Very properly, I said, “I cannot imagine what you mean.” Nessy crossed her arms and scowled, so I made a show of relenting. “You must not tell anyone.”
“I never tell! Besides, everyone knows you can.”
“It is not magic. Not really,” I said, looking around the garden until I spotted a pair of black eyes gleaming beneath a hedge. I lowered my gloved fingertips by the lawn and smiled invitingly, and a roseworm emerged and scurried over, stopping slightly short of my hand. She wriggled with skittish curiosity. Like all roseworms, she was rabbit-sized and very quick, with finely wrought scales like a sheet of beads.

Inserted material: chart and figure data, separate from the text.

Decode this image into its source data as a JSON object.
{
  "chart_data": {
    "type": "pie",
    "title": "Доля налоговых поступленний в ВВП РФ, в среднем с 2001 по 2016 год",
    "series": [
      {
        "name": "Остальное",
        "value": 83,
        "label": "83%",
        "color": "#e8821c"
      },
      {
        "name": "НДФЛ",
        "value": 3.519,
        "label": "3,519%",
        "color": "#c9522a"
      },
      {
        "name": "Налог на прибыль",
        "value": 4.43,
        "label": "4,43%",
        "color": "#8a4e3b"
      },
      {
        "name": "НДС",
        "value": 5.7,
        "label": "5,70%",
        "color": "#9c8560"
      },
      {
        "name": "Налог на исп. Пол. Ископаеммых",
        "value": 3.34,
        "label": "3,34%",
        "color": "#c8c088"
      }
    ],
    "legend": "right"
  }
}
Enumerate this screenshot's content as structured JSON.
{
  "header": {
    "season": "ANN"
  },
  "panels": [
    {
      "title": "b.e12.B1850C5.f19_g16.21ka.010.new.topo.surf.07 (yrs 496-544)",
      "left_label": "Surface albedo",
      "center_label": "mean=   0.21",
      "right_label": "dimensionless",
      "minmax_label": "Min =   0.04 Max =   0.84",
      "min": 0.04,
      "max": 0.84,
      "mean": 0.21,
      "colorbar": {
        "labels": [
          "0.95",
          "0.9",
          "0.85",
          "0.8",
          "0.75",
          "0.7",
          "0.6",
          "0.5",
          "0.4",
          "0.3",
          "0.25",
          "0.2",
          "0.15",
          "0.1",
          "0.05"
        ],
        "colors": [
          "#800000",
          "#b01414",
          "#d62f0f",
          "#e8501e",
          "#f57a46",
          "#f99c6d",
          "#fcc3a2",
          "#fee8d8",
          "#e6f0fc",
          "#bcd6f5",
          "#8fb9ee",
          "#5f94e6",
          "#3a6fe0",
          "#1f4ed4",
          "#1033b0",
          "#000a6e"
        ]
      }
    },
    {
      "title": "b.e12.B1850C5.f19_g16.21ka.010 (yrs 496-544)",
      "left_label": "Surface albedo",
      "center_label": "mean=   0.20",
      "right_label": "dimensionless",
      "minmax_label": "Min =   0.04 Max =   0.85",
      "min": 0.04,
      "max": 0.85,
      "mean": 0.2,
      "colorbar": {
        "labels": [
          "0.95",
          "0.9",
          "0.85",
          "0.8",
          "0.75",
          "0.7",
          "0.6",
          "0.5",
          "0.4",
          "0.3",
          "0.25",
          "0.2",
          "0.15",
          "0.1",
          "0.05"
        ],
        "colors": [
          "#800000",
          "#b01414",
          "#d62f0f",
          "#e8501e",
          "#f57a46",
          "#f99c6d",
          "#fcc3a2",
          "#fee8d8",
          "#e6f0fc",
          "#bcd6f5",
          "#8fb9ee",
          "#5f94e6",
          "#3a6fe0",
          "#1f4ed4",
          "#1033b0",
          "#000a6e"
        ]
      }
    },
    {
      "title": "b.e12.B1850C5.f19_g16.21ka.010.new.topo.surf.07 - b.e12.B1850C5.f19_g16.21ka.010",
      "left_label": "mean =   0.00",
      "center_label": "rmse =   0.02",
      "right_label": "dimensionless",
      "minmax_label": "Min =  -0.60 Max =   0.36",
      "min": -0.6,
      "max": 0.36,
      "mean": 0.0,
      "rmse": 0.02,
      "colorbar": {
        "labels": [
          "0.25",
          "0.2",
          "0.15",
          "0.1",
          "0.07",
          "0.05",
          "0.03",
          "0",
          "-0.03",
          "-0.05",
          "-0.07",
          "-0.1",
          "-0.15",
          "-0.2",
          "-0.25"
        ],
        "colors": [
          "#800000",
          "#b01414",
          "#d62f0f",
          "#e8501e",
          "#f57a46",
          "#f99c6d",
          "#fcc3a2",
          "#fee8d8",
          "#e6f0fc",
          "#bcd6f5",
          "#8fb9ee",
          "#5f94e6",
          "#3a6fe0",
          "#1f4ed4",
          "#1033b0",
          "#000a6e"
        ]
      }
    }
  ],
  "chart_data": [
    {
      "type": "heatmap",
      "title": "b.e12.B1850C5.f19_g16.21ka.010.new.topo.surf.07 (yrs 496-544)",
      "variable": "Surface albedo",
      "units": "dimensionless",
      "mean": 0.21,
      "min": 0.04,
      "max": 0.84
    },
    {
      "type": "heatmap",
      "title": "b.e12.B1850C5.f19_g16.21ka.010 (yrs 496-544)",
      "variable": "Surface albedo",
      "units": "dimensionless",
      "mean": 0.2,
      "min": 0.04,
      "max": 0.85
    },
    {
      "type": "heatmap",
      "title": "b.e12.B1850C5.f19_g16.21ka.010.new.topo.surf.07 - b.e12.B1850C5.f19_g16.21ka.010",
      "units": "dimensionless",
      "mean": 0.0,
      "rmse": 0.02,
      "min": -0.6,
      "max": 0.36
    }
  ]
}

“Have it do a trick!” Nessy demanded.
“She,” I corrected. “Draca do not do tricks. But I have seen her chase squirrels…” I put my hands on my knees, leaned close, and said with huge enthusiasm, “Go get the squirrel!” The roseworm cocked her head, mystified, and I laughed. “When I was a child, we had a dog that would search every bush if I said that. I suppose a draca has no way to learn the word.”
Nessy gave me the long-suffering look that children reserve for simpleminded grownups. “Usemagic!”
Could I? I sensed the roseworm’s binding—that was my talent. Her binding matched the delicate pink of her belly scales. It wound around her rather than leading to a wyfe; she was feral, not bound. But other than sensing bindings and generally intriguing draca, my great wyfe status provided no special affinity. I could not command them like Lizzy or do whatever Georgiana did—calming them or communing with them. She described it as musical collaboration.
I peered into the draca’s eyes and tried to… touch her binding or… do something a great wyfe would do. And something did happen. My sense of her binding brightened and sharpened.
Then it was overshadowed by another presence, huge and old. I looked up.
The inky silhouette of a dragon cruised above us, level with the lowest clouds. Fènnù. When Lizzy was first lost in the lake, Fènnù came every day, skimming the waves and searching for her wyfe of war. But in the last few weeks, her visits had become irregular and remote.
Today, she passed high over Pemberley House, then stroked her great wings to pass higher yet over the lake. She banked and vanished into the cotton tufts and skeins decorating the eastern sky.
As if angry, another force shuddered—the force always present here, quiescent and massive. Lizzy and Yuánchi’s binding rippled in scarlet sheets of immense power. If anything, it had strengthened in the last month. It suffused all of Pemberley. But it was different today, streaked with black. The yearning attraction I felt for it, the pull of the wyfe of healing to her fated dragon, Yuánchi, had also diminished. Was that good or bad?
Nessy sighed impatiently. I had forgotten my assignment.
Perhaps a direct approach would work. I caught the roseworm’s gaze and said firmly, “Pay attention.” She took a step closer.
In my mind, I pictured a squirrel lounging on the lawn. The draca’s little rose-tone legs tensed. That was promising.
I tried imagining the visceral hatred our little terrier puppy had harbored for squirrels. They were scruffy interlopers. Fluffy invaders hiding in every tree—
The roseworm tore off, running crazily around the garden, circling the shrubs and snapping at the air. She looked very silly, and Nessy clapped her hands in delight.
The roseworm skidded to a stop at a particularly suspicious hazel bush. She crept closer, each little foot placed with such drama that Nessy laughed. Then the draca’s little chest swelled, and hissing blue flame shot out, burning a round, six-inch hole clear through the bush.
She sat back on her haunches, pleased. The bush, fortunately, was plump and green, and the flames subsided to steam and smoke. It looked like a charred attempt at hedge sculpture.